Environmental racism isn’t what it sounds like.
“Life Liberty, and the Pursuit of Happiness”
Last week, in fact, a whole week ago, @ferociousfem facilitated a dialogue about environmental racism. What’s environmental racism, and how is the environment relevant?
Well, it’s not that simple.
Environmental Racism: refers to socially marginalized racial minority communities which are subjected to disproportionate exposure of pollutants, the denial of access to sources of ecological benefits (such as clean air, water, and natural resources), or both.
For centuries, the environment has been slowly exploited, the development of societies contribute to the destruction of earth.
However, capitalistic practices have led to inherently racist intentional placements of harmful industries.
When we buy “eco-friendly” products; are we aware of where they come from?
How do you fight eco-friendliness with civil rights?
Who pays the prices for the progressiveness of our society?
What is Environmental Racism?
Two poster cases for environmental racism.
- Dakota Access Pipeline: The pipeline was rerouted through Sacred tribal burial grounds. As you can see, it goes directly through Sioux territory. The difference? It was originally routed through white, middle-class land. But instead, it was forced through sacred territory. Racial privilege forced toxic chemicals to poison Native lands.
- Flint Water Crisis: Lead in the water pipes of flint have led to 12 total recorded deaths, and multiple folks sick. When asking the state for newer pipes, funding went elsewhere. And, even through justification of citizens being unsafe, the state decided to save a buck. Why flint? The demographics of flint are primarily minority.
So why was there funding dedicated to whiter parts of the state? Richer parts of the state?
Bribe them with Jobs.
Bribes: Coming into a community that’s depressed, bringing jobs (harmful to environment) which brings income and jobs, an offer can’t refuse, hence placing in low income neighborhoods.
Toxic chemical exposure is often placed in lower income, POC (people of color) neighborhoods. Even though it may be in good intentions (for example a recycling plant), companies will often go into low income neighborhoods. This is a clear bribe.
And because of a flawed society, often these neighborhoods harbor POC unable to shake poverty. The offer is too good to be true: Stable, well paying jobs? Sure.
The land near these neighborhoods will have cheap rent, and provide jobs to the neighborhood closest; as they’re counting on the easy job labor associated with the location.
And thus when the plant is operational, noise pollution arises. Smoke from incineration fills the air. Toxic waste from the plastics thus burned are now being disposed of.

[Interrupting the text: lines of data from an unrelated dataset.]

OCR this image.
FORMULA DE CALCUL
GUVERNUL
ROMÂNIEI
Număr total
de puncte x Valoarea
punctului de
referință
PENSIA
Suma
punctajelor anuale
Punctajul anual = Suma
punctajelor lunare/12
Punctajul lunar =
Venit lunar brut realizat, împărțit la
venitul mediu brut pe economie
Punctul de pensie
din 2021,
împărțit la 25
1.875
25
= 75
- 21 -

This exposure of chemicals is being forced upon folks who didn’t and haven’t asked for it. They’re stuck in a neighborhood that is next to a company that seeks to profit off of their systematic oppression; all for a good cause?
Utilized by the neighborhoods to paid to have it built elsewhere.
All the while, it is a recycling plant.
What’s the harm?
Intention vs. Impact.
Environmental racism impacts more than one population and identity. The injustices range far and wide; more than I can fit into a blog post.
All in all, no, the trees aren’t racist. But the people cutting them may be.
The question I leave you with is;
If we all have the right to Life, Liberty, and the Pursuit of Happiness; why does that only apply to the folks with privilege?